Senin pagi selepas subuh, aku merapihkan semua baju baju ku kedalam tas. Tidak lupa peralatan mandi dan juga beberapa buku kuliah ku. semua nya sudah berjejer rapi tinggal menunggu Simi menjemputku dengan motornya.


TID..TID..


Suara klakson motor terdengar sangat nyaring berulang ulang. Sontak, aku berlari keluar. Dan ternyata Simi telah tiba untuk menjemputku.


"Belum mandi, lu?" tanyaku. karena pada saat itu, dia masih mengenakan piyama dengan rambut yang masih berantakan.
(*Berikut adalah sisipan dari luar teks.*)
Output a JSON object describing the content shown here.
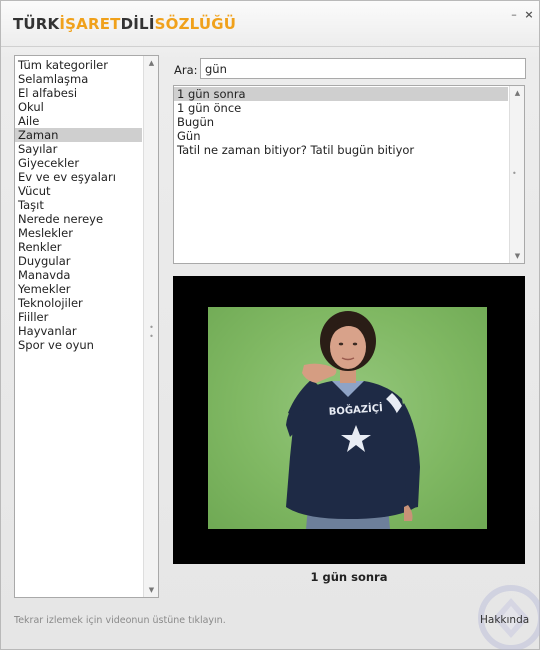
{
  "app": {
    "title_parts": [
      "TÜRK",
      "İŞARET",
      "DİLİ",
      "SÖZLÜĞÜ"
    ]
  },
  "window_controls": {
    "minimize_glyph": "–",
    "close_glyph": "×"
  },
  "categories": {
    "items": [
      "Tüm kategoriler",
      "Selamlaşma",
      "El alfabesi",
      "Okul",
      "Aile",
      "Zaman",
      "Sayılar",
      "Giyecekler",
      "Ev ve ev eşyaları",
      "Vücut",
      "Taşıt",
      "Nerede nereye",
      "Meslekler",
      "Renkler",
      "Duygular",
      "Manavda",
      "Yemekler",
      "Teknolojiler",
      "Fiiller",
      "Hayvanlar",
      "Spor ve oyun"
    ],
    "selected_index": 5
  },
  "search": {
    "label": "Ara:",
    "value": "gün"
  },
  "results": {
    "items": [
      "1 gün sonra",
      "1 gün önce",
      "Bugün",
      "Gün",
      "Tatil ne zaman bitiyor? Tatil bugün bitiyor"
    ],
    "selected_index": 0
  },
  "video": {
    "caption": "1 gün sonra",
    "shirt_text": "BOĞAZİÇİ"
  },
  "footer": {
    "hint": "Tekrar izlemek için videonun üstüne tıklayın.",
    "about_label": "Hakkında"
  },
  "colors": {
    "accent": "#f0a11b",
    "selection": "#cfcfcf",
    "video_bg": "#000000",
    "green_screen": "#80b863"
  },
  "icons": {
    "scroll_up": "triangle-up-icon",
    "scroll_down": "triangle-down-icon"
  }
}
"Gak usah. Buruan. Lets go,". Ucap Simi yang enggan turun dari motornya.


"Bantuin."


"yeh, kalo gue turun nanti motornya jatoh," Jawab Simi beralasan.


"Ya di standarin pea."


Ku simpan satu buah kardus yang berisi buku pelajaranku di bagian depan yang dihimpit oleh kedua kaki simi. Sedangkan 2 buah tas berukuran besar berada di bagian depan dan pundak ku.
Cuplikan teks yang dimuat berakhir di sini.